Folau is the fiance of star Silver Ferns shooter Maria Tutaia and has played 58 tests for Australia since 2013.
Folau is believed to be the first high-profile sportsperson to have publicly announced their opposition to same-sex marriage.
The 28-year-old was raised as a Mormon, but is now a devout Christian after his family converted in 2011.
Folau credits his relationship with God as one of the reasons for his athletic prowess and his success in the NRL, AFL and Rugby Union.
His views are in stark contrast to Wallabies teammate David Pocock, who has taken the year off rugby but will be back in the Test ranks alongside Folau next year.
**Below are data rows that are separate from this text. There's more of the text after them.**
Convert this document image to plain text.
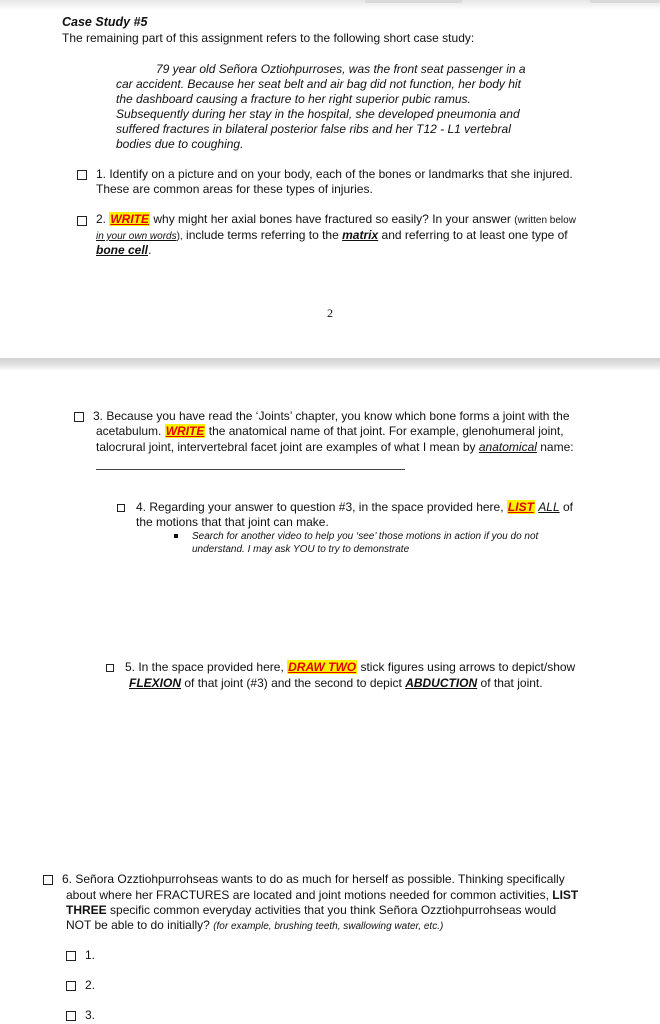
Case Study #5
The remaining part of this assignment refers to the following short case study:
79 year old Señora Oztiohpurroses, was the front seat passenger in a
car accident. Because her seat belt and air bag did not function, her body hit
the dashboard causing a fracture to her right superior pubic ramus.
Subsequently during her stay in the hospital, she developed pneumonia and
suffered fractures in bilateral posterior false ribs and her T12 - L1 vertebral
bodies due to coughing.
1. Identify on a picture and on your body, each of the bones or landmarks that she injured.
These are common areas for these types of injuries.
2. WRITE why might her axial bones have fractured so easily? In your answer (written below
in your own words), include terms referring to the matrix and referring to at least one type of
bone cell.
2
3. Because you have read the ‘Joints’ chapter, you know which bone forms a joint with the
acetabulum. WRITE the anatomical name of that joint. For example, glenohumeral joint,
talocrural joint, intervertebral facet joint are examples of what I mean by anatomical name:
4. Regarding your answer to question #3, in the space provided here, LIST ALL of
the motions that that joint can make.
Search for another video to help you ‘see’ those motions in action if you do not
understand. I may ask YOU to try to demonstrate
5. In the space provided here, DRAW TWO stick figures using arrows to depict/show
FLEXION of that joint (#3) and the second to depict ABDUCTION of that joint.
6. Señora Ozztiohpurrohseas wants to do as much for herself as possible. Thinking specifically
about where her FRACTURES are located and joint motions needed for common activities, LIST
THREE specific common everyday activities that you think Señora Ozztiohpurrohseas would
NOT be able to do initially? (for example, brushing teeth, swallowing water, etc.)
1.
2.
3.
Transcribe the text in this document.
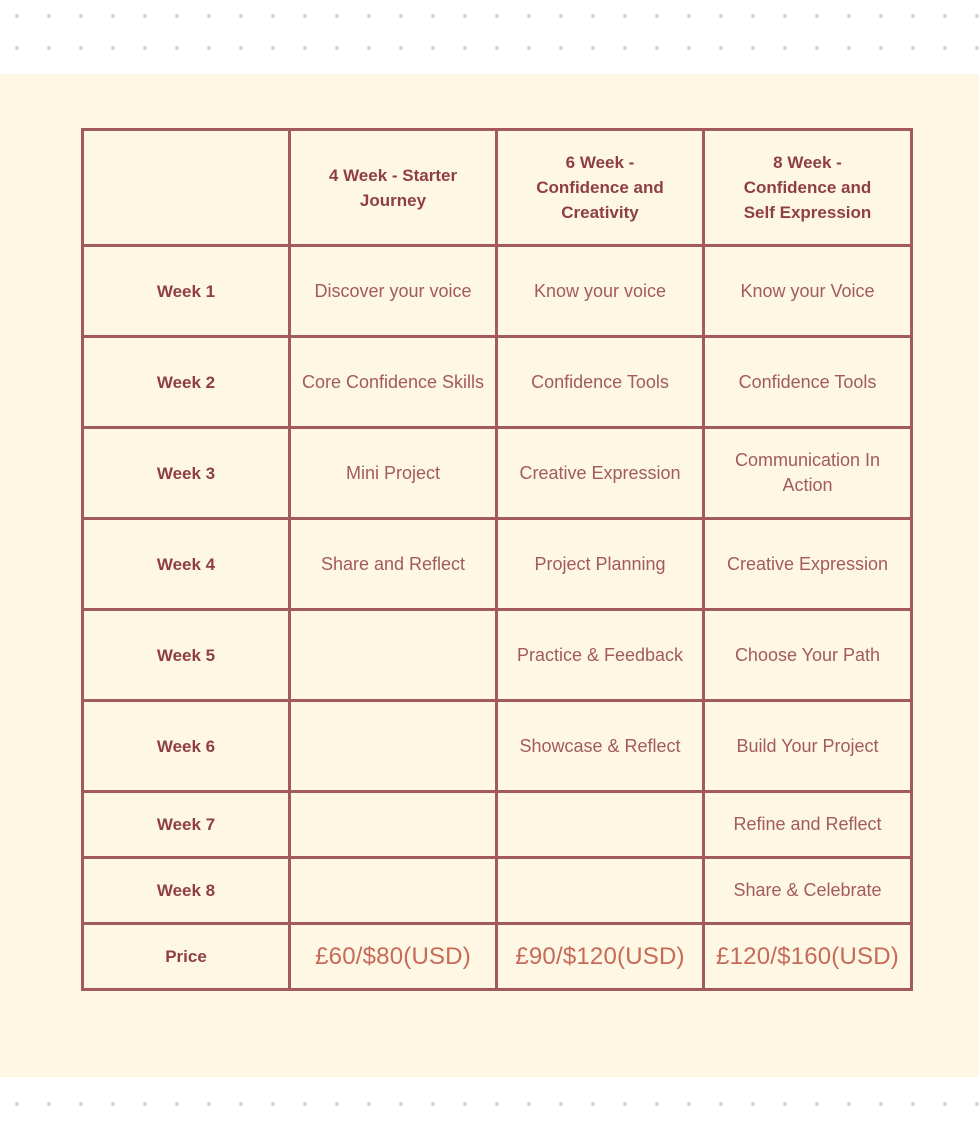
	4 Week - Starter Journey	6 Week - Confidence and Creativity	8 Week - Confidence and Self Expression
Week 1	Discover your voice	Know your voice	Know your Voice
Week 2	Core Confidence Skills	Confidence Tools	Confidence Tools
Week 3	Mini Project	Creative Expression	Communication In Action
Week 4	Share and Reflect	Project Planning	Creative Expression
Week 5		Practice & Feedback	Choose Your Path
Week 6		Showcase & Reflect	Build Your Project
Week 7			Refine and Reflect
Week 8			Share & Celebrate
Price	£60/$80(USD)	£90/$120(USD)	£120/$160(USD)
A passionate campaigner for a variety of social issues including homophobia and marriage equality, Pocock famously declared four years ago that he would not tie the knot with his partner Emma Palandri until gay people were legally permitted to do the same.
As recently as last month, Pocock was using his Twitter account to encourage people to check their enrolment to ensure they are able to vote.
Wallabies coach Michael Cheika and captain Michael Hooper also met with politicians in Canberra earlier this week to show their support for same-sex marriage, with the team currently stationed in the nation's capital ahead of Saturday's Test match against Argentina in Canberra.
Folau's tweet didn't only draw criticism, however, with many in support of his right to make his state his opinion among the more than 800 replies, almost 400 retweets and 1,400 likes within the first hour of it being posted on Twitter.
Cricket Australia chief executive James Sutherland said his organisation's decision to sign-up was in keeping with its vision of being a sport for all.
"Cricket must be a welcoming environment for each and every one of us, regardless of gender, cultural heritage and - importantly in the current environment - sexuality," he said.
"That holds true whether you are pulling on pads for the first time in community cricket, representing your country, volunteering your time or working for a cricket organisation."